Жена продолжала болтать, а Шиле, выпятив грудь, вертелся перед зеркалом, самодовольно рассматривая себя со всех сторон и одергивая коричневый мундир. Приподняв бровь, он сказал медленно и веско:

«Милая Гертруда, теперь ты получишь все, чего только пожелаешь. Буфет, ангела, шубу. А может быть, — добавил он с таинственным видом, — я даже подарю тебе настоящую русскую шубу».

«Русскую?» — удивленно пропищала Гертруда.

«Ну да, милая, фюрер сделает Германию великой и могучей. Весь мир мы поставим на колени! Но это мужское дело, Гертруда. Твое место — у домашнего очага».

С каким восхищением смотрела на него жена! И сам он казался себе сильным и могущественным.

Но, увы, все это было месяц назад… А сейчас… сейчас Шиле, как бы очнувшись, оглядел шумный прокуренный погребок, молодого горняка со спокойным, честным лицом. Шиле вздохнул. Да, да, месяц назад мир действительно рисовался ему в розовом свете.
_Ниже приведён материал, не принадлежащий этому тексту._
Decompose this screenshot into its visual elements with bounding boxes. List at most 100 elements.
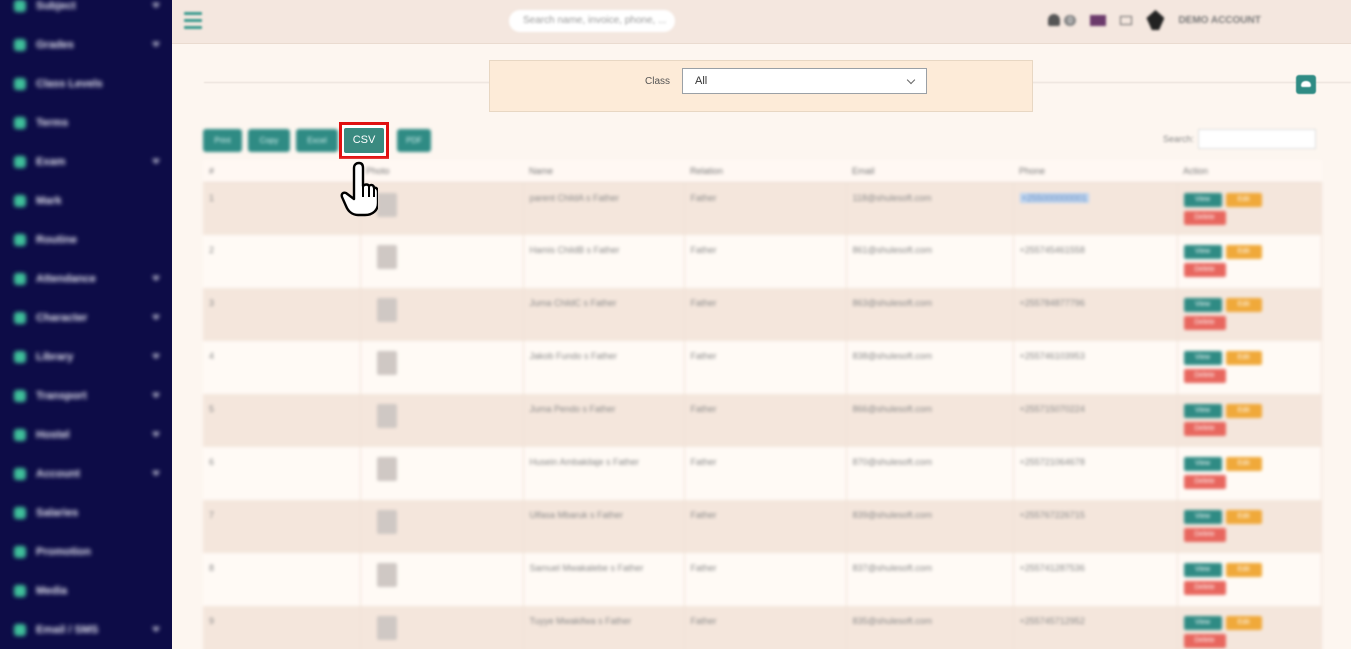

Он вытер потное лицо и раздраженно посмотрел на непокорный вихор Вальтера. «Ну, подожди, — подумал он, — ты у меня заговоришь».

Сегодня утром Шиле вызвали в Эйслебен. Господин крайслейтер, сидевший у себя в кабинете за огромным письменным столом, спросил его коротко и резко:

«Вы сожгли знамя?»

Шиле, щелкнув каблуками, склонил голову в почтительном поклоне:

«Осмелюсь доложить, нет».

«Почему?»

«Осмелюсь доложить, мы его не нашли».

Крайслейтер почесал затылок. Глаза у него сузились.

«Послушайте, Шиле, если вы в кратчайший срок не покончите со знаменем, я буду вынужден разжаловать вас за неспособность».

Шиле весь съежился от этой угрозы. Он опустил голову еще ниже и пробормотал заикаясь:

«Но его совсем не так легко найти, господин крайслейтер».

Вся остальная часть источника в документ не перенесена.